Однако по великому милосердию Всевышнего существование в чистилище — вовсе не сплошные слезы раскаяния. Мы можем и смеяться. И как же я смеялся, когда эта женщина-профессор — в мое время такого не было; ученая женщина могла быть bas bleu,[28] но никогда не подумала бы вторгнуться в университет, — когда эта женщина-профессор, как я уже сказал, читала письма Планше Кемблу.
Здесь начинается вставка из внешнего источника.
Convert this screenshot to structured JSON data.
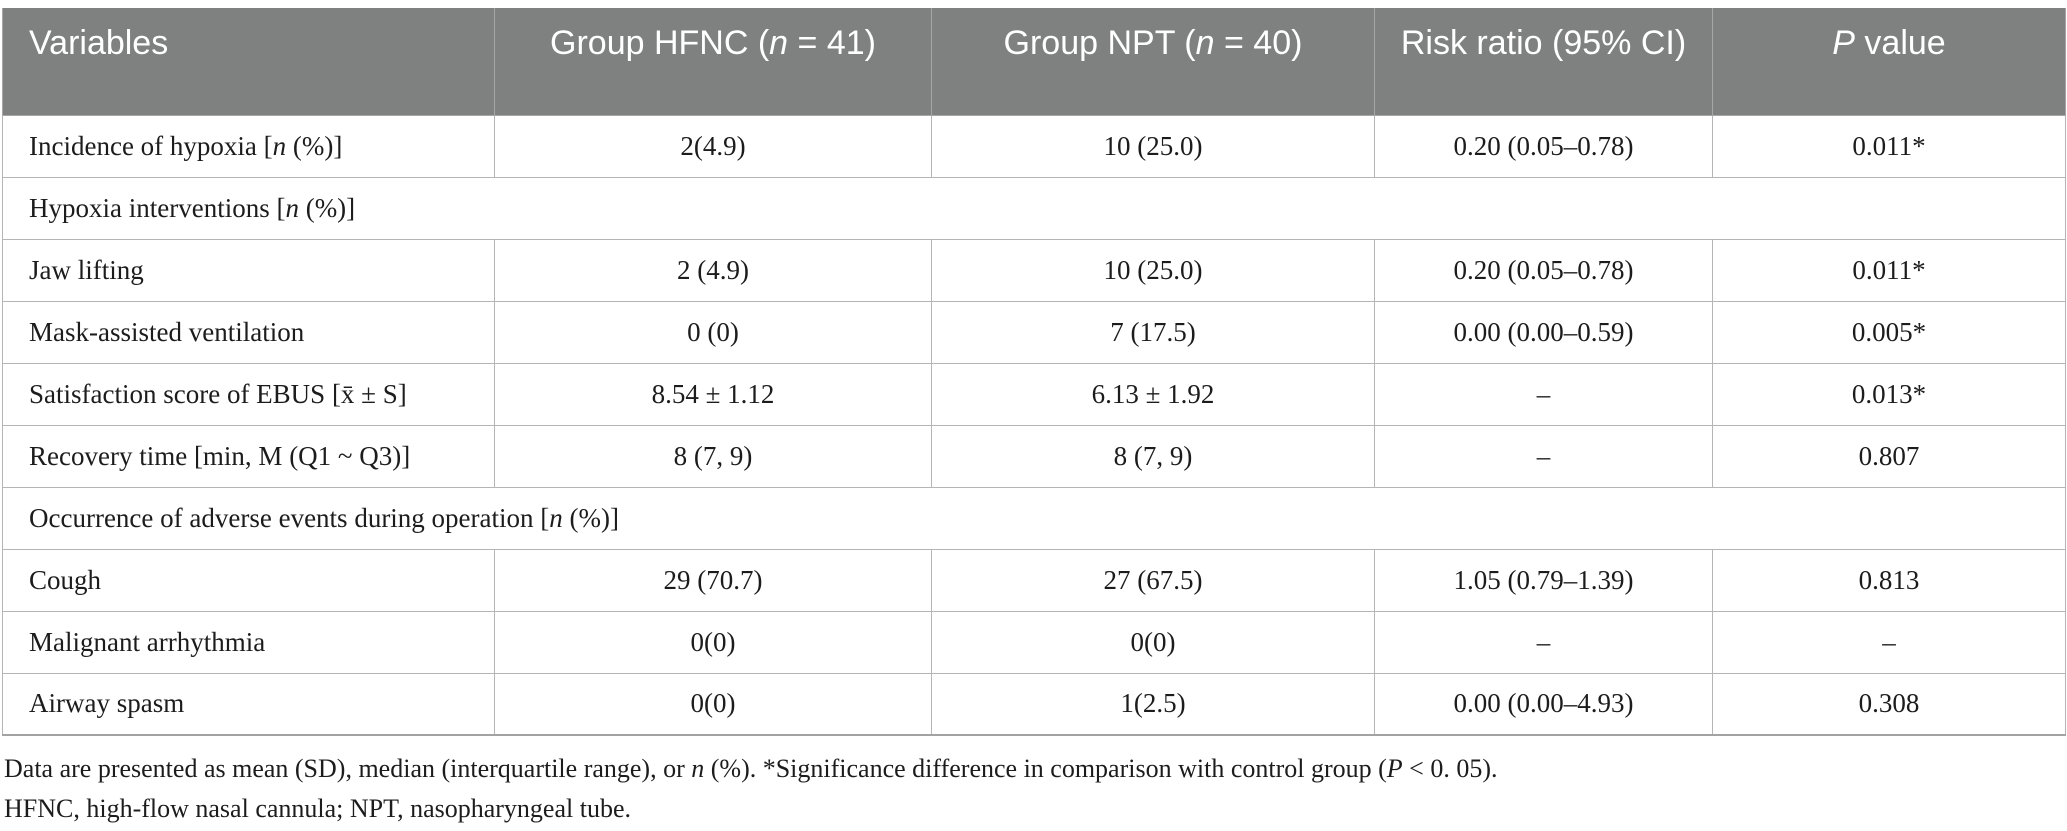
{
  "colors": {
    "header_bg": "#7f8181",
    "header_text": "#ffffff",
    "border": "#b5b5b5",
    "body_text": "#1c1c1c"
  },
  "table": {
    "columns": [
      {
        "label": [
          {
            "t": "Variables",
            "i": false
          }
        ]
      },
      {
        "label": [
          {
            "t": "Group HFNC (",
            "i": false
          },
          {
            "t": "n",
            "i": true
          },
          {
            "t": " = 41)",
            "i": false
          }
        ]
      },
      {
        "label": [
          {
            "t": "Group NPT (",
            "i": false
          },
          {
            "t": "n",
            "i": true
          },
          {
            "t": " = 40)",
            "i": false
          }
        ]
      },
      {
        "label": [
          {
            "t": "Risk ratio (95% CI)",
            "i": false
          }
        ]
      },
      {
        "label": [
          {
            "t": "P",
            "i": true
          },
          {
            "t": " value",
            "i": false
          }
        ]
      }
    ],
    "rows": [
      {
        "type": "data",
        "label": [
          {
            "t": "Incidence of hypoxia [",
            "i": false
          },
          {
            "t": "n",
            "i": true
          },
          {
            "t": " (%)]",
            "i": false
          }
        ],
        "values": [
          "2(4.9)",
          "10 (25.0)",
          "0.20 (0.05–0.78)",
          "0.011*"
        ]
      },
      {
        "type": "section",
        "label": [
          {
            "t": "Hypoxia interventions [",
            "i": false
          },
          {
            "t": "n",
            "i": true
          },
          {
            "t": " (%)]",
            "i": false
          }
        ]
      },
      {
        "type": "data",
        "label": [
          {
            "t": "Jaw lifting",
            "i": false
          }
        ],
        "values": [
          "2 (4.9)",
          "10 (25.0)",
          "0.20 (0.05–0.78)",
          "0.011*"
        ]
      },
      {
        "type": "data",
        "label": [
          {
            "t": "Mask-assisted ventilation",
            "i": false
          }
        ],
        "values": [
          "0 (0)",
          "7 (17.5)",
          "0.00 (0.00–0.59)",
          "0.005*"
        ]
      },
      {
        "type": "data",
        "label": [
          {
            "t": "Satisfaction score of EBUS [x̄ ± S]",
            "i": false
          }
        ],
        "values": [
          "8.54 ± 1.12",
          "6.13 ± 1.92",
          "–",
          "0.013*"
        ]
      },
      {
        "type": "data",
        "label": [
          {
            "t": "Recovery time [min, M (Q1 ~ Q3)]",
            "i": false
          }
        ],
        "values": [
          "8 (7, 9)",
          "8 (7, 9)",
          "–",
          "0.807"
        ]
      },
      {
        "type": "section",
        "label": [
          {
            "t": "Occurrence of adverse events during operation [",
            "i": false
          },
          {
            "t": "n",
            "i": true
          },
          {
            "t": " (%)]",
            "i": false
          }
        ]
      },
      {
        "type": "data",
        "label": [
          {
            "t": "Cough",
            "i": false
          }
        ],
        "values": [
          "29 (70.7)",
          "27 (67.5)",
          "1.05 (0.79–1.39)",
          "0.813"
        ]
      },
      {
        "type": "data",
        "label": [
          {
            "t": "Malignant arrhythmia",
            "i": false
          }
        ],
        "values": [
          "0(0)",
          "0(0)",
          "–",
          "–"
        ]
      },
      {
        "type": "data",
        "label": [
          {
            "t": "Airway spasm",
            "i": false
          }
        ],
        "values": [
          "0(0)",
          "1(2.5)",
          "0.00 (0.00–4.93)",
          "0.308"
        ]
      }
    ]
  },
  "footnotes": [
    [
      {
        "t": "Data are presented as mean (SD), median (interquartile range), or ",
        "i": false
      },
      {
        "t": "n",
        "i": true
      },
      {
        "t": " (%). *Significance difference in comparison with control group (",
        "i": false
      },
      {
        "t": "P",
        "i": true
      },
      {
        "t": " < 0. 05).",
        "i": false
      }
    ],
    [
      {
        "t": "HFNC, high-flow nasal cannula; NPT, nasopharyngeal tube.",
        "i": false
      }
    ]
  ]
}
Мне они были в новинку. Я помню его письма ко мне, источаемую ими живость и самоуверенность. Он вовсе не сомневался, что я, который не писал опер уже несколько лет — кажется, семь, — с радостью приму его развязную помощь. Но эти письма Кемблу, в которых он рапортует о нашей переписке, были для меня чем-то новым; они представили мне всю историю в новом, забавном свете. Бедняга Планше, трудолюбивый гугенот, столь твердо намеренный потрудиться на благо мадам Вестрис и ее великолепных конечностей. Бедняга Планше, уверенный, что оперная публика не усидит спокойно, когда играют или поют что-то серьезное. Конечно, Планше представлял себе оперу в виде дурного Россини — или в виде Моцарта, изуродованного самовлюбленным бандитом Бишопом. Ковент-Гарден Планше — это театр, где никто не слушает происходящего на сцене, пока не завизжит или не затрубит очередная Великая Глотка; где люди приходят в ложи с корзинами жареной птицы и шампанского и набивают животы прямо посреди действия; где все зрители подходящего возраста, от четырнадцати до девяноста, флиртуют, кивают друг другу и посылают из ложи в ложу billets doux,[29] обернутые вокруг пакетиков со сластями; где сопрано, стяжав достаточно настойчивые аплодисменты, приостанавливает ход оперы и исполняет какую-нибудь популярную песенку — после моей смерти это зачастую был «Дом, милый дом», монументальный вклад Бишопа в историю музыки; где драгоценности сопрано — настоящие, полученные за упорное лежание под старыми богатыми вельможами — интересуют зрителей не меньше, чем ее голос; по мере увядания Великой Глотки взгляды все сильнее приковывает Великий Бюст, и чем больше он, тем больше на нем уместится бриллиантов. Ревнивые соперницы называют их «медалями за доблесть».
В Германии — даже в Бамберге — мы знали театр лучше этого и трудились, чтобы зачать Романтизм и произвести его на свет.